Whilst lying watching ‘The Mummy Returns’, on Saturday afternoon, I barely made it through half a piece of toast before I had to rush to the toilet and dispose of some stomach innards. Mixing beer with wine is never a good idea and should always be steered well clear of. Unfortunately, as it was the work Christmas dinner the night before, this didn’t quite happen and I’d fallen into the same old trap.
Still, my trip to the toilet seat made me feel much better, so, afterwards, Ka and myself headed out on our annual trip to the local Homebase to buy a nice, fresh, and most importantly, real, Christmas tree.
It's always either Homebase or B&Q, the prices are much the same, though not, unfortunately, year to year.
The Christmas trees have shot up. The tree prices have risen in another year. The pricetag seems to be jumping up by a fiver every year.
Last year we forked out £30 for a 5ft - 6ft tree and this year we struggled to find a decent looking tree under £35.
What's going on? Are Christmas trees getting scarce? Is global warming killing them off, decreasing their number? Or are the Tree Growers Association just getting a bit greedy?
Inflation and recession, I’m sure that’ll be to blame.
We ended up economizing this year and bought a shorter, 4ft to 5ft, Cut Nordman Fir at £25. It seems a good deal shorter than our usual tree but still doesn't look too small in our wee flat. Once it was home, up, lit and decorated it looked great in the corner of the living room.
As much I dislike the idea of buying an artificial tree, it may have to be done at some point in the years ahead in order to save the pennies. Either that or a few years down the line Ka and myself will be finding ourselves somewhere in the middle of Whitelee Wind Farm, at the back end of East Kilbride, in the middle of the night, chopping the top six foot off one of their giant Firs. There’s plenty of trees up there and the paths are always open for a perfectly innocent Christmas walk, with my Dad’s chainsaw.

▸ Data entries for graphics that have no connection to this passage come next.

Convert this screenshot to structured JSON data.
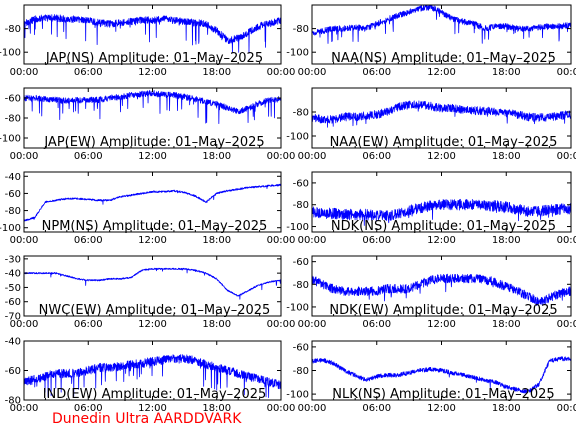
{
  "figure": {
    "footer": "Dunedin Ultra AARDDVARK",
    "footer_color": "#ff0000",
    "trace_color": "#0000ff"
  },
  "chart_data": [
    {
      "type": "line",
      "title": "JAP(NS) Amplitude: 01–May–2025",
      "xlabel": "",
      "ylabel": "",
      "xlim": [
        0,
        24
      ],
      "ylim": [
        -110,
        -60
      ],
      "xticks": [
        "00:00",
        "06:00",
        "12:00",
        "18:00",
        "00:00"
      ],
      "yticks": [
        -100,
        -80
      ],
      "series": [
        {
          "x": [
            0,
            1,
            2,
            3,
            4,
            5,
            6,
            7,
            8,
            9,
            10,
            11,
            12,
            13,
            14,
            15,
            16,
            17,
            18,
            19,
            20,
            21,
            22,
            23,
            24
          ],
          "y": [
            -76,
            -72,
            -71,
            -71,
            -72,
            -72,
            -73,
            -75,
            -76,
            -75,
            -74,
            -73,
            -73,
            -72,
            -73,
            -74,
            -75,
            -76,
            -82,
            -90,
            -88,
            -83,
            -78,
            -75,
            -73
          ],
          "noise": 3,
          "spike_rate": 0.05,
          "spike_depth": 20
        }
      ]
    },
    {
      "type": "line",
      "title": "NAA(NS) Amplitude: 01–May–2025",
      "xlabel": "",
      "ylabel": "",
      "xlim": [
        0,
        24
      ],
      "ylim": [
        -110,
        -60
      ],
      "xticks": [
        "00:00",
        "06:00",
        "12:00",
        "18:00",
        "00:00"
      ],
      "yticks": [
        -100,
        -80
      ],
      "series": [
        {
          "x": [
            0,
            1,
            2,
            3,
            4,
            5,
            6,
            7,
            8,
            9,
            10,
            11,
            12,
            13,
            14,
            15,
            16,
            17,
            18,
            19,
            20,
            21,
            22,
            23,
            24
          ],
          "y": [
            -84,
            -82,
            -80,
            -80,
            -79,
            -80,
            -76,
            -72,
            -69,
            -66,
            -63,
            -62,
            -66,
            -72,
            -74,
            -76,
            -80,
            -78,
            -78,
            -80,
            -80,
            -79,
            -78,
            -78,
            -77
          ],
          "noise": 2.5,
          "spike_rate": 0.03,
          "spike_depth": 12
        }
      ]
    },
    {
      "type": "line",
      "title": "JAP(EW) Amplitude: 01–May–2025",
      "xlabel": "",
      "ylabel": "",
      "xlim": [
        0,
        24
      ],
      "ylim": [
        -110,
        -50
      ],
      "xticks": [
        "00:00",
        "06:00",
        "12:00",
        "18:00",
        "00:00"
      ],
      "yticks": [
        -100,
        -80,
        -60
      ],
      "series": [
        {
          "x": [
            0,
            1,
            2,
            3,
            4,
            5,
            6,
            7,
            8,
            9,
            10,
            11,
            12,
            13,
            14,
            15,
            16,
            17,
            18,
            19,
            20,
            21,
            22,
            23,
            24
          ],
          "y": [
            -60,
            -60,
            -61,
            -62,
            -63,
            -62,
            -62,
            -62,
            -60,
            -59,
            -57,
            -56,
            -55,
            -57,
            -57,
            -59,
            -61,
            -64,
            -66,
            -70,
            -74,
            -70,
            -65,
            -62,
            -61
          ],
          "noise": 3,
          "spike_rate": 0.05,
          "spike_depth": 20
        }
      ]
    },
    {
      "type": "line",
      "title": "NAA(EW) Amplitude: 01–May–2025",
      "xlabel": "",
      "ylabel": "",
      "xlim": [
        0,
        24
      ],
      "ylim": [
        -110,
        -60
      ],
      "xticks": [
        "00:00",
        "06:00",
        "12:00",
        "18:00",
        "00:00"
      ],
      "yticks": [
        -100,
        -80
      ],
      "series": [
        {
          "x": [
            0,
            1,
            2,
            3,
            4,
            5,
            6,
            7,
            8,
            9,
            10,
            11,
            12,
            13,
            14,
            15,
            16,
            17,
            18,
            19,
            20,
            21,
            22,
            23,
            24
          ],
          "y": [
            -85,
            -86,
            -86,
            -84,
            -84,
            -83,
            -82,
            -80,
            -76,
            -74,
            -74,
            -75,
            -77,
            -77,
            -78,
            -79,
            -79,
            -80,
            -81,
            -82,
            -84,
            -85,
            -84,
            -83,
            -82
          ],
          "noise": 3.5,
          "spike_rate": 0.02,
          "spike_depth": 10
        }
      ]
    },
    {
      "type": "line",
      "title": "NPM(NS) Amplitude: 01–May–2025",
      "xlabel": "",
      "ylabel": "",
      "xlim": [
        0,
        24
      ],
      "ylim": [
        -105,
        -35
      ],
      "xticks": [
        "00:00",
        "06:00",
        "12:00",
        "18:00",
        "00:00"
      ],
      "yticks": [
        -100,
        -80,
        -60,
        -40
      ],
      "series": [
        {
          "x": [
            0,
            1,
            2,
            3,
            4,
            5,
            6,
            7,
            8,
            9,
            10,
            11,
            12,
            13,
            14,
            15,
            16,
            17,
            18,
            19,
            20,
            21,
            22,
            23,
            24
          ],
          "y": [
            -92,
            -88,
            -70,
            -68,
            -66,
            -66,
            -67,
            -68,
            -68,
            -64,
            -62,
            -60,
            -58,
            -58,
            -57,
            -59,
            -63,
            -70,
            -60,
            -57,
            -55,
            -53,
            -52,
            -51,
            -50
          ],
          "noise": 1,
          "spike_rate": 0.01,
          "spike_depth": 5
        }
      ]
    },
    {
      "type": "line",
      "title": "NDK(NS) Amplitude: 01–May–2025",
      "xlabel": "",
      "ylabel": "",
      "xlim": [
        0,
        24
      ],
      "ylim": [
        -105,
        -50
      ],
      "xticks": [
        "00:00",
        "06:00",
        "12:00",
        "18:00",
        "00:00"
      ],
      "yticks": [
        -100,
        -80,
        -60
      ],
      "series": [
        {
          "x": [
            0,
            1,
            2,
            3,
            4,
            5,
            6,
            7,
            8,
            9,
            10,
            11,
            12,
            13,
            14,
            15,
            16,
            17,
            18,
            19,
            20,
            21,
            22,
            23,
            24
          ],
          "y": [
            -86,
            -88,
            -88,
            -89,
            -89,
            -89,
            -90,
            -90,
            -88,
            -85,
            -83,
            -81,
            -80,
            -80,
            -80,
            -80,
            -81,
            -81,
            -82,
            -84,
            -86,
            -86,
            -85,
            -84,
            -84
          ],
          "noise": 5,
          "spike_rate": 0.02,
          "spike_depth": 8
        }
      ]
    },
    {
      "type": "line",
      "title": "NWC(EW) Amplitude: 01–May–2025",
      "xlabel": "",
      "ylabel": "",
      "xlim": [
        0,
        24
      ],
      "ylim": [
        -70,
        -28
      ],
      "xticks": [
        "00:00",
        "06:00",
        "12:00",
        "18:00",
        "00:00"
      ],
      "yticks": [
        -70,
        -60,
        -50,
        -40,
        -30
      ],
      "series": [
        {
          "x": [
            0,
            1,
            2,
            3,
            4,
            5,
            6,
            7,
            8,
            9,
            10,
            11,
            12,
            13,
            14,
            15,
            16,
            17,
            18,
            19,
            20,
            21,
            22,
            23,
            24
          ],
          "y": [
            -40,
            -40,
            -40,
            -40,
            -42,
            -44,
            -45,
            -45,
            -44,
            -44,
            -43,
            -38,
            -37,
            -37,
            -37,
            -37,
            -38,
            -40,
            -44,
            -52,
            -56,
            -52,
            -48,
            -46,
            -45
          ],
          "noise": 0.5,
          "spike_rate": 0.01,
          "spike_depth": 4
        }
      ]
    },
    {
      "type": "line",
      "title": "NDK(EW) Amplitude: 01–May–2025",
      "xlabel": "",
      "ylabel": "",
      "xlim": [
        0,
        24
      ],
      "ylim": [
        -108,
        -55
      ],
      "xticks": [
        "00:00",
        "06:00",
        "12:00",
        "18:00",
        "00:00"
      ],
      "yticks": [
        -100,
        -80,
        -60
      ],
      "series": [
        {
          "x": [
            0,
            1,
            2,
            3,
            4,
            5,
            6,
            7,
            8,
            9,
            10,
            11,
            12,
            13,
            14,
            15,
            16,
            17,
            18,
            19,
            20,
            21,
            22,
            23,
            24
          ],
          "y": [
            -76,
            -80,
            -84,
            -86,
            -86,
            -86,
            -86,
            -84,
            -84,
            -84,
            -80,
            -76,
            -75,
            -75,
            -75,
            -75,
            -76,
            -78,
            -82,
            -86,
            -90,
            -96,
            -92,
            -88,
            -86
          ],
          "noise": 4,
          "spike_rate": 0.02,
          "spike_depth": 8
        }
      ]
    },
    {
      "type": "line",
      "title": "IND(EW) Amplitude: 01–May–2025",
      "xlabel": "",
      "ylabel": "",
      "xlim": [
        0,
        24
      ],
      "ylim": [
        -80,
        -40
      ],
      "xticks": [
        "00:00",
        "06:00",
        "12:00",
        "18:00",
        "00:00"
      ],
      "yticks": [
        -80,
        -60,
        -40
      ],
      "series": [
        {
          "x": [
            0,
            1,
            2,
            3,
            4,
            5,
            6,
            7,
            8,
            9,
            10,
            11,
            12,
            13,
            14,
            15,
            16,
            17,
            18,
            19,
            20,
            21,
            22,
            23,
            24
          ],
          "y": [
            -68,
            -66,
            -64,
            -62,
            -62,
            -62,
            -60,
            -58,
            -58,
            -57,
            -56,
            -55,
            -54,
            -53,
            -52,
            -52,
            -53,
            -56,
            -58,
            -60,
            -62,
            -64,
            -66,
            -68,
            -70
          ],
          "noise": 3,
          "spike_rate": 0.05,
          "spike_depth": 15
        }
      ]
    },
    {
      "type": "line",
      "title": "NLK(NS) Amplitude: 01–May–2025",
      "xlabel": "",
      "ylabel": "",
      "xlim": [
        0,
        24
      ],
      "ylim": [
        -105,
        -55
      ],
      "xticks": [
        "00:00",
        "06:00",
        "12:00",
        "18:00",
        "00:00"
      ],
      "yticks": [
        -100,
        -80,
        -60
      ],
      "series": [
        {
          "x": [
            0,
            1,
            2,
            3,
            4,
            5,
            6,
            7,
            8,
            9,
            10,
            11,
            12,
            13,
            14,
            15,
            16,
            17,
            18,
            19,
            20,
            21,
            22,
            23,
            24
          ],
          "y": [
            -72,
            -71,
            -74,
            -80,
            -84,
            -88,
            -85,
            -84,
            -84,
            -82,
            -80,
            -79,
            -80,
            -82,
            -84,
            -86,
            -88,
            -90,
            -94,
            -96,
            -98,
            -92,
            -72,
            -70,
            -70
          ],
          "noise": 1.8,
          "spike_rate": 0.01,
          "spike_depth": 6
        }
      ]
    }
  ]
}
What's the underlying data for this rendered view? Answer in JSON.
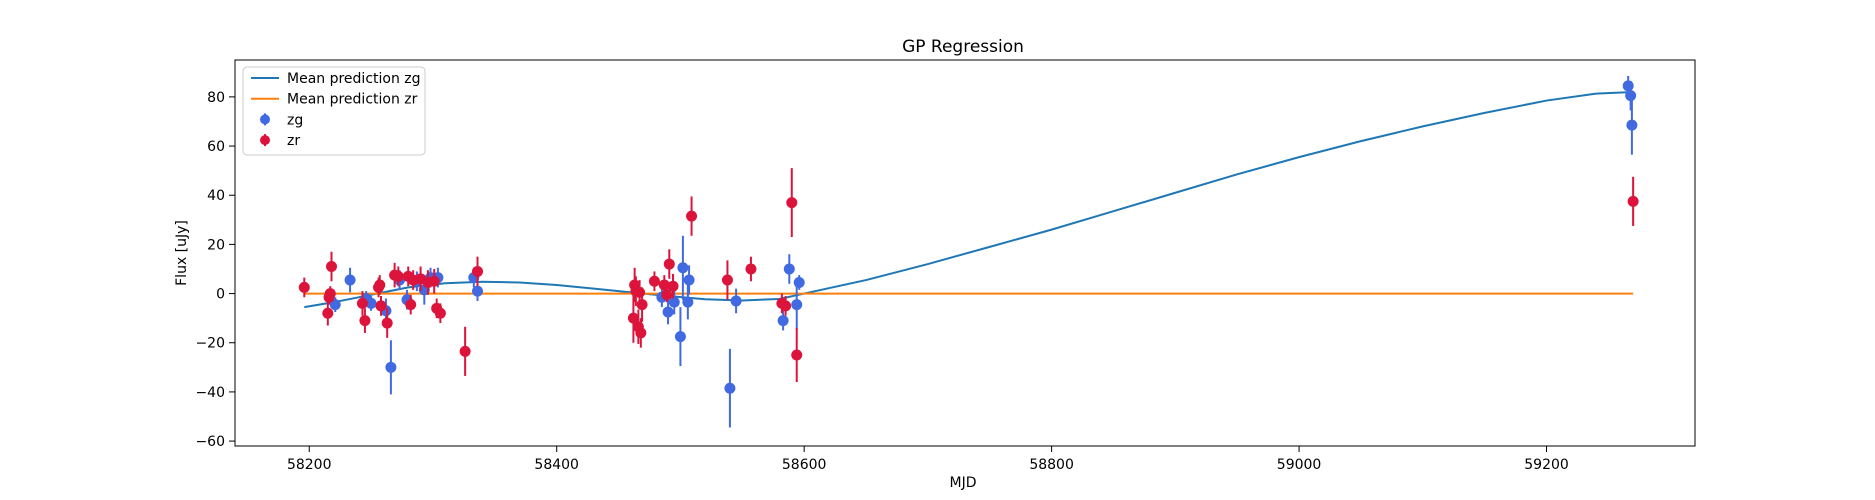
{
  "chart_data": {
    "type": "scatter",
    "title": "GP Regression",
    "xlabel": "MJD",
    "ylabel": "Flux [uJy]",
    "xlim": [
      58140,
      59320
    ],
    "ylim": [
      -62,
      95
    ],
    "x_ticks": [
      58200,
      58400,
      58600,
      58800,
      59000,
      59200
    ],
    "y_ticks": [
      -60,
      -40,
      -20,
      0,
      20,
      40,
      60,
      80
    ],
    "x_tick_labels": [
      "58200",
      "58400",
      "58600",
      "58800",
      "59000",
      "59200"
    ],
    "y_tick_labels": [
      "−60",
      "−40",
      "−20",
      "0",
      "20",
      "40",
      "60",
      "80"
    ],
    "grid": false,
    "legend_position": "top-left",
    "legend": [
      {
        "label": "Mean prediction zg",
        "kind": "line",
        "color": "#1f77b4"
      },
      {
        "label": "Mean prediction zr",
        "kind": "line",
        "color": "#ff7f0e"
      },
      {
        "label": "zg",
        "kind": "errorbar",
        "color": "#4169e1"
      },
      {
        "label": "zr",
        "kind": "errorbar",
        "color": "#dc143c"
      }
    ],
    "lines": [
      {
        "name": "Mean prediction zg",
        "color": "#1f77b4",
        "x": [
          58196,
          58220,
          58250,
          58280,
          58310,
          58340,
          58370,
          58400,
          58430,
          58460,
          58490,
          58520,
          58550,
          58580,
          58600,
          58650,
          58700,
          58750,
          58800,
          58850,
          58900,
          58950,
          59000,
          59050,
          59100,
          59150,
          59200,
          59240,
          59270
        ],
        "y": [
          -5.5,
          -3.5,
          -0.5,
          2.5,
          4.2,
          4.8,
          4.5,
          3.5,
          2,
          0.5,
          -1,
          -2.3,
          -2.8,
          -2.2,
          0,
          5.5,
          12,
          19,
          26,
          33.5,
          41,
          48.5,
          55.5,
          62,
          68,
          73.5,
          78.5,
          81.3,
          82
        ]
      },
      {
        "name": "Mean prediction zr",
        "color": "#ff7f0e",
        "x": [
          58196,
          59270
        ],
        "y": [
          0,
          0
        ]
      }
    ],
    "series": [
      {
        "name": "zg",
        "color": "#4169e1",
        "points": [
          {
            "x": 58221,
            "y": -4.5,
            "err": 3
          },
          {
            "x": 58233,
            "y": 5.5,
            "err": 5
          },
          {
            "x": 58246,
            "y": -2,
            "err": 3
          },
          {
            "x": 58250,
            "y": -4,
            "err": 3
          },
          {
            "x": 58258,
            "y": -5,
            "err": 4
          },
          {
            "x": 58262,
            "y": -7,
            "err": 5
          },
          {
            "x": 58266,
            "y": -30,
            "err": 11
          },
          {
            "x": 58273,
            "y": 5.5,
            "err": 4
          },
          {
            "x": 58279,
            "y": -2.5,
            "err": 4
          },
          {
            "x": 58287,
            "y": 5,
            "err": 4
          },
          {
            "x": 58293,
            "y": 1.5,
            "err": 6
          },
          {
            "x": 58298,
            "y": 6.5,
            "err": 4
          },
          {
            "x": 58304,
            "y": 6.5,
            "err": 4
          },
          {
            "x": 58333,
            "y": 6.5,
            "err": 4
          },
          {
            "x": 58336,
            "y": 1,
            "err": 4
          },
          {
            "x": 58485,
            "y": -1.5,
            "err": 4
          },
          {
            "x": 58490,
            "y": -7.5,
            "err": 5
          },
          {
            "x": 58495,
            "y": -3.5,
            "err": 5
          },
          {
            "x": 58500,
            "y": -17.5,
            "err": 12
          },
          {
            "x": 58502,
            "y": 10.5,
            "err": 13
          },
          {
            "x": 58506,
            "y": -3.5,
            "err": 7
          },
          {
            "x": 58507,
            "y": 5.5,
            "err": 6
          },
          {
            "x": 58540,
            "y": -38.5,
            "err": 16
          },
          {
            "x": 58545,
            "y": -3,
            "err": 5
          },
          {
            "x": 58583,
            "y": -11,
            "err": 4
          },
          {
            "x": 58588,
            "y": 10,
            "err": 6
          },
          {
            "x": 58594,
            "y": -4.5,
            "err": 10
          },
          {
            "x": 58596,
            "y": 4.5,
            "err": 3
          },
          {
            "x": 59266,
            "y": 84.5,
            "err": 4
          },
          {
            "x": 59268,
            "y": 80.5,
            "err": 6
          },
          {
            "x": 59269,
            "y": 68.5,
            "err": 12
          }
        ]
      },
      {
        "name": "zr",
        "color": "#dc143c",
        "points": [
          {
            "x": 58196,
            "y": 2.5,
            "err": 4
          },
          {
            "x": 58215,
            "y": -8,
            "err": 5
          },
          {
            "x": 58216,
            "y": -1.5,
            "err": 3
          },
          {
            "x": 58217,
            "y": 0,
            "err": 3
          },
          {
            "x": 58218,
            "y": 11,
            "err": 6
          },
          {
            "x": 58243,
            "y": -4,
            "err": 5
          },
          {
            "x": 58245,
            "y": -11,
            "err": 5
          },
          {
            "x": 58256,
            "y": 2.5,
            "err": 4
          },
          {
            "x": 58257,
            "y": 3.5,
            "err": 4
          },
          {
            "x": 58258,
            "y": -5,
            "err": 4
          },
          {
            "x": 58263,
            "y": -12,
            "err": 6
          },
          {
            "x": 58269,
            "y": 7.5,
            "err": 5
          },
          {
            "x": 58272,
            "y": 7,
            "err": 4
          },
          {
            "x": 58280,
            "y": 7,
            "err": 4
          },
          {
            "x": 58282,
            "y": -4.5,
            "err": 4
          },
          {
            "x": 58284,
            "y": 5.5,
            "err": 4
          },
          {
            "x": 58290,
            "y": 6,
            "err": 5
          },
          {
            "x": 58296,
            "y": 4.5,
            "err": 5
          },
          {
            "x": 58301,
            "y": 5,
            "err": 5
          },
          {
            "x": 58303,
            "y": -6,
            "err": 4
          },
          {
            "x": 58306,
            "y": -8,
            "err": 4
          },
          {
            "x": 58326,
            "y": -23.5,
            "err": 10
          },
          {
            "x": 58336,
            "y": 9,
            "err": 6
          },
          {
            "x": 58462,
            "y": -10,
            "err": 10
          },
          {
            "x": 58463,
            "y": 3.5,
            "err": 7
          },
          {
            "x": 58464,
            "y": 1,
            "err": 6
          },
          {
            "x": 58466,
            "y": -13.5,
            "err": 7
          },
          {
            "x": 58467,
            "y": 0.5,
            "err": 5
          },
          {
            "x": 58468,
            "y": -16,
            "err": 6
          },
          {
            "x": 58469,
            "y": -4.5,
            "err": 7
          },
          {
            "x": 58479,
            "y": 5,
            "err": 4
          },
          {
            "x": 58487,
            "y": 3.5,
            "err": 4
          },
          {
            "x": 58489,
            "y": -0.5,
            "err": 3
          },
          {
            "x": 58491,
            "y": 12,
            "err": 6
          },
          {
            "x": 58494,
            "y": 3,
            "err": 5
          },
          {
            "x": 58509,
            "y": 31.5,
            "err": 8
          },
          {
            "x": 58538,
            "y": 5.5,
            "err": 8
          },
          {
            "x": 58557,
            "y": 10,
            "err": 5
          },
          {
            "x": 58582,
            "y": -4,
            "err": 4
          },
          {
            "x": 58585,
            "y": -5,
            "err": 4
          },
          {
            "x": 58590,
            "y": 37,
            "err": 14
          },
          {
            "x": 58594,
            "y": -25,
            "err": 11
          },
          {
            "x": 59270,
            "y": 37.5,
            "err": 10
          }
        ]
      }
    ]
  }
}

Getting the tree decorated was the next challenge.
Why is something so trivial and something that should be enjoyed, whilst bopping along to Kim Wilde or Shakin Stevens, always such a bl**dy hassle?
Somehow, during the past year, alone, in their cardboard box, the tree lights had tangled themselves up. They were now involved in some sort of twisted, spaghetti like, tightly packed mess. For half an hour I sat on the couch untying Christmas lights, huffing and puffing. The line of golden beads then had to be untangled and then I discovered Ka had wrapped all our baubles up in layers of bubblewrap, as if they were travelling to some distant destination by Royal Mail handlers or taking part in some sort of Krpton Factor like pass the parcel challenge.
One tree ornament I’d ordered for the tree this year was a special decoration in memory of Lucy. A rather nice glass heart with a gold lettered print over it. I’d found them around a month or so ago online (keepsakekreations.co.uk). Ka hung the heart on a branch alongside Lucy’s small Christmas bear.
After a good workout at the gym on Sunday morning we took a trip into town and threw ourselves into the masses for an hour or so for some Christmas shopping before seeing Martin Scorsese's new film, 'Hugo'.
‘Hugo’ is a brilliantly realised family fantasy starring the Boy in the Striped Pyjamas' Asa Butterfield, as a young orphan who survives behind the walls of Paris' largest Railway Station carrying out his missing, drunken Uncle’s jobs of keeping the station’s clocks running on time. From his vantage point, up behind the large clock faces which inhabit the station, Hugo watches life go on, seeing the film’s various secondary characters playing out their lives who include Sacha ‘Ali G’ Cohen who plays a war scarred Station Inspector, Frances de la Tour the local coffee shop owner and Christopher Lee, the owner of the second hand book shop. All live out their daily lives unaware of Hugo’s watchful eyes from behind the clocks hanging from the high girdered roof, whilst the young boy works at repairing the one thing left to him by his father, an old clockwork, automaton.
Hugo soon befriends Isabelle, a girl under the care of one of the station’s other daily inhabitants, a miserable old toy shop owner, played by Ben Kingsley, who turns out to have a whole other side to him, a film director from before the war. A past he struggles to live without.
Through the movie, and the creative genius of Ben Kingsley’s character and the young, innocent, spellbound eyes of Hugo, Scorsese illustrates his own obvious love for cinema and it’s origins, perhaps looking back on his own early inspirations in movie making. Along with hints of old director’s such as Fritz Lang and directors of our own age, such as Speilberg and Jean-Pierre Jeunet, Scorsese creates a brilliant piece of feel good Christmas cinema.
Saying that, for a family film there was quite a lot of depressing themes involved in the story. Death, loss, bereavement, aging, the effects of war, the dashing of dreams, the ongoing, ever persistent onslaught of time.
Not ideal entertainment and escapism is it?
I’m surprised the economy, the state of the euro, the latest unemployment figures, the ongoing uncertainty at S&UN and the inflating price of real Christmas trees, weren’t mentioned, just to increase the season’s spirit.